The Future United States
Today, approximately 50 million children attend American K-12 public schools. In 2015, for the first time in history, the majority were minorities: African-American, Hispanic and Asian. Writing in 2016, Friedman cited contemporaneous research saying that by 2020, 65% of American jobs would require education beyond high school. He cited a 2013 study finding that computers are likely to do 47% of all US jobs by 2038. Within 25 years, Friedman reports – as do many other books on change – white people will be an American minority, so government, education and business must embrace a new plurality. Again, he doesn’t exactly detail how to pull this off.

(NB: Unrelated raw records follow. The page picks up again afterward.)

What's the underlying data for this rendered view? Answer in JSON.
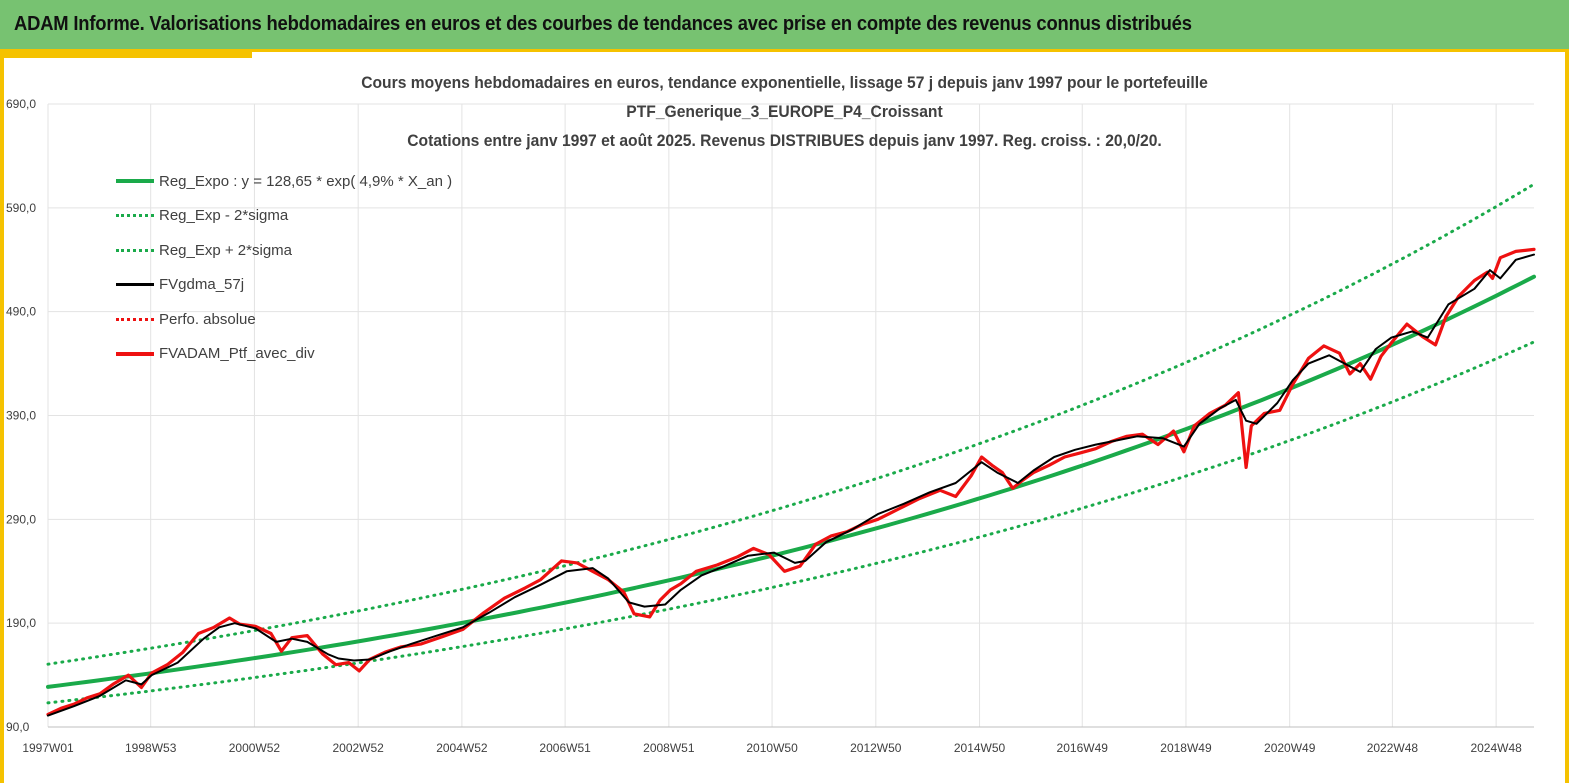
{
  "banner": {
    "title": "ADAM Informe. Valorisations hebdomadaires en euros et des courbes de tendances avec prise en compte des revenus connus distribués"
  },
  "chart_data": {
    "type": "line",
    "title_lines": [
      "Cours moyens hebdomadaires  en euros, tendance exponentielle, lissage 57 j depuis janv 1997 pour le portefeuille",
      "PTF_Generique_3_EUROPE_P4_Croissant",
      "Cotations entre janv 1997 et août 2025. Revenus DISTRIBUES depuis janv 1997. Reg. croiss. : 20,0/20."
    ],
    "xlabel": "",
    "ylabel": "",
    "ylim": [
      90,
      690
    ],
    "xlim": [
      1997.0,
      2025.65
    ],
    "y_ticks": [
      90,
      190,
      290,
      390,
      490,
      590,
      690
    ],
    "y_tick_labels": [
      "90,0",
      "190,0",
      "290,0",
      "390,0",
      "490,0",
      "590,0",
      "690,0"
    ],
    "x_tick_positions": [
      1997.0,
      1998.98,
      2000.98,
      2002.98,
      2004.98,
      2006.97,
      2008.97,
      2010.96,
      2012.96,
      2014.96,
      2016.94,
      2018.94,
      2020.94,
      2022.92,
      2024.92
    ],
    "x_tick_labels": [
      "1997W01",
      "1998W53",
      "2000W52",
      "2002W52",
      "2004W52",
      "2006W51",
      "2008W51",
      "2010W50",
      "2012W50",
      "2014W50",
      "2016W49",
      "2018W49",
      "2020W49",
      "2022W48",
      "2024W48"
    ],
    "grid": true,
    "legend_position": "top-left",
    "regression": {
      "a": 128.65,
      "rate": 0.049,
      "sigma_band_factor_low": 0.88,
      "sigma_band_factor_high": 1.17
    },
    "series": [
      {
        "name": "Reg_Expo : y = 128,65 * exp( 4,9% *  X_an )",
        "color": "#1aaa4a",
        "style": "solid",
        "x": [
          1997.0,
          1999.0,
          2001.0,
          2003.0,
          2005.0,
          2007.0,
          2009.0,
          2011.0,
          2013.0,
          2015.0,
          2017.0,
          2019.0,
          2021.0,
          2023.0,
          2025.65
        ],
        "values": [
          128.7,
          141.9,
          156.5,
          172.7,
          190.4,
          210.0,
          231.6,
          255.5,
          281.8,
          310.8,
          342.8,
          378.1,
          417.0,
          460.0,
          522.1
        ]
      },
      {
        "name": "Reg_Exp - 2*sigma",
        "color": "#1aaa4a",
        "style": "dotted",
        "x": [
          1997.0,
          1999.0,
          2001.0,
          2003.0,
          2005.0,
          2007.0,
          2009.0,
          2011.0,
          2013.0,
          2015.0,
          2017.0,
          2019.0,
          2021.0,
          2023.0,
          2025.65
        ],
        "values": [
          112,
          124,
          136,
          149,
          164,
          181,
          200,
          221,
          244,
          270,
          298,
          329,
          363,
          400,
          452
        ]
      },
      {
        "name": "Reg_Exp + 2*sigma",
        "color": "#1aaa4a",
        "style": "dotted",
        "x": [
          1997.0,
          1999.0,
          2001.0,
          2003.0,
          2005.0,
          2007.0,
          2009.0,
          2011.0,
          2013.0,
          2015.0,
          2017.0,
          2019.0,
          2021.0,
          2023.0,
          2025.65
        ],
        "values": [
          151,
          166,
          183,
          202,
          223,
          246,
          271,
          299,
          330,
          364,
          402,
          443,
          489,
          539,
          611
        ]
      },
      {
        "name": "FVgdma_57j",
        "color": "#000000",
        "style": "solid",
        "x": [
          1997.0,
          1997.5,
          1998.0,
          1998.5,
          1998.8,
          1999.0,
          1999.5,
          2000.0,
          2000.3,
          2000.6,
          2001.0,
          2001.4,
          2001.7,
          2002.0,
          2002.4,
          2002.6,
          2002.9,
          2003.2,
          2003.6,
          2004.0,
          2004.5,
          2005.0,
          2005.5,
          2006.0,
          2006.5,
          2007.0,
          2007.5,
          2007.8,
          2008.2,
          2008.5,
          2008.9,
          2009.2,
          2009.6,
          2010.0,
          2010.5,
          2011.0,
          2011.4,
          2011.6,
          2012.0,
          2012.5,
          2013.0,
          2013.5,
          2014.0,
          2014.5,
          2015.0,
          2015.3,
          2015.7,
          2016.0,
          2016.4,
          2016.8,
          2017.2,
          2017.5,
          2018.0,
          2018.5,
          2018.9,
          2019.2,
          2019.6,
          2019.9,
          2020.1,
          2020.3,
          2020.7,
          2021.0,
          2021.3,
          2021.7,
          2022.0,
          2022.3,
          2022.6,
          2022.9,
          2023.3,
          2023.6,
          2024.0,
          2024.5,
          2024.8,
          2025.0,
          2025.3,
          2025.65
        ],
        "values": [
          101,
          110,
          120,
          135,
          131,
          140,
          152,
          175,
          186,
          190,
          185,
          172,
          175,
          172,
          160,
          156,
          154,
          155,
          163,
          170,
          178,
          186,
          200,
          215,
          227,
          240,
          243,
          233,
          210,
          206,
          208,
          222,
          236,
          244,
          255,
          258,
          248,
          250,
          268,
          280,
          295,
          305,
          316,
          325,
          345,
          335,
          325,
          337,
          350,
          357,
          362,
          365,
          370,
          368,
          360,
          382,
          397,
          405,
          385,
          382,
          402,
          424,
          440,
          448,
          440,
          432,
          454,
          465,
          471,
          465,
          497,
          512,
          530,
          522,
          540,
          545
        ]
      },
      {
        "name": "Perfo. absolue",
        "color": "#ee1111",
        "style": "dotted",
        "x": [],
        "values": []
      },
      {
        "name": "FVADAM_Ptf_avec_div",
        "color": "#ee1111",
        "style": "solid",
        "x": [
          1997.0,
          1997.25,
          1997.5,
          1997.75,
          1998.0,
          1998.25,
          1998.55,
          1998.8,
          1999.0,
          1999.3,
          1999.6,
          1999.9,
          2000.2,
          2000.5,
          2000.7,
          2001.0,
          2001.3,
          2001.5,
          2001.7,
          2002.0,
          2002.3,
          2002.55,
          2002.8,
          2003.0,
          2003.2,
          2003.5,
          2003.8,
          2004.2,
          2004.6,
          2005.0,
          2005.4,
          2005.8,
          2006.2,
          2006.5,
          2006.9,
          2007.2,
          2007.5,
          2007.8,
          2008.1,
          2008.3,
          2008.6,
          2008.8,
          2009.0,
          2009.2,
          2009.5,
          2009.9,
          2010.3,
          2010.6,
          2010.9,
          2011.2,
          2011.5,
          2011.8,
          2012.1,
          2012.4,
          2012.7,
          2013.0,
          2013.4,
          2013.8,
          2014.2,
          2014.5,
          2014.8,
          2015.0,
          2015.2,
          2015.4,
          2015.6,
          2015.8,
          2016.0,
          2016.3,
          2016.6,
          2016.9,
          2017.2,
          2017.5,
          2017.8,
          2018.1,
          2018.4,
          2018.7,
          2018.9,
          2019.1,
          2019.4,
          2019.7,
          2019.95,
          2020.1,
          2020.2,
          2020.45,
          2020.75,
          2021.0,
          2021.3,
          2021.6,
          2021.9,
          2022.1,
          2022.3,
          2022.5,
          2022.7,
          2022.9,
          2023.2,
          2023.5,
          2023.75,
          2023.95,
          2024.2,
          2024.5,
          2024.75,
          2024.85,
          2025.0,
          2025.3,
          2025.65
        ],
        "values": [
          102,
          108,
          112,
          118,
          122,
          131,
          140,
          128,
          142,
          150,
          162,
          180,
          186,
          195,
          189,
          187,
          180,
          163,
          176,
          178,
          160,
          150,
          152,
          144,
          155,
          162,
          167,
          170,
          177,
          184,
          200,
          214,
          224,
          232,
          250,
          248,
          240,
          232,
          220,
          199,
          196,
          212,
          222,
          228,
          240,
          246,
          254,
          262,
          256,
          240,
          245,
          266,
          274,
          278,
          285,
          290,
          300,
          310,
          318,
          312,
          332,
          350,
          342,
          335,
          320,
          328,
          335,
          342,
          350,
          354,
          358,
          365,
          370,
          372,
          362,
          375,
          355,
          380,
          392,
          400,
          412,
          340,
          380,
          392,
          395,
          420,
          445,
          457,
          450,
          430,
          440,
          425,
          447,
          460,
          478,
          466,
          458,
          485,
          505,
          520,
          528,
          522,
          542,
          548,
          550
        ]
      }
    ]
  }
}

Lately, many Americans have lost sight of both their country’s achievements and its vital role in stabilizing the global commons.Thomas Friedman
According to Friedman’s metaphor, the streets of New York City were never more dangerous than when cars first appeared in the early 1900s, competing with horses and the rigs they pulled. And, like New Yorkers giving up their carriages, he maintains that people and institutions invent their response to change as they go along. Friedman’s often-repeated theme is that today’s society faces a profound, complex and necessary transition.
Endless Erudition
Friedman has a long-established reputation as one of America’s foremost commentators. If not exactly an intellectual, he’s still smarter than most commentators. Friedman’s interests are wide-ranging, his curiosity unquenchable and his information is reliable and well-reported. His main flaw is his heartfelt, passionate love of his own voice. In this massive volume, he never uses one word when 10 might suffice or one example when he has five at hand. Your choice is whether to plow through from start to finish and extract the astonishing jewels of insight and little-known facts that Friedman unearths or to hunt and peck judiciously, choosing topics of interest and focusing on those. Or, perhaps this is a work best read a couple of chapters at a time, left alone and then returned to again – and often. Whichever method you choose, Friedman offers rich rewards.
Civic habits and skills learned in local associations and neighborhood councils equip citizens to exercise self-government at the state and national level.Thomas Friedman
Friedman’s many books include From Beirut to Jerusalem; The World Is Flat; The Lexus and the Olive Tree; Hot, Flat and Crowded; Longitudes and Attitudes; and That Used to Be Us.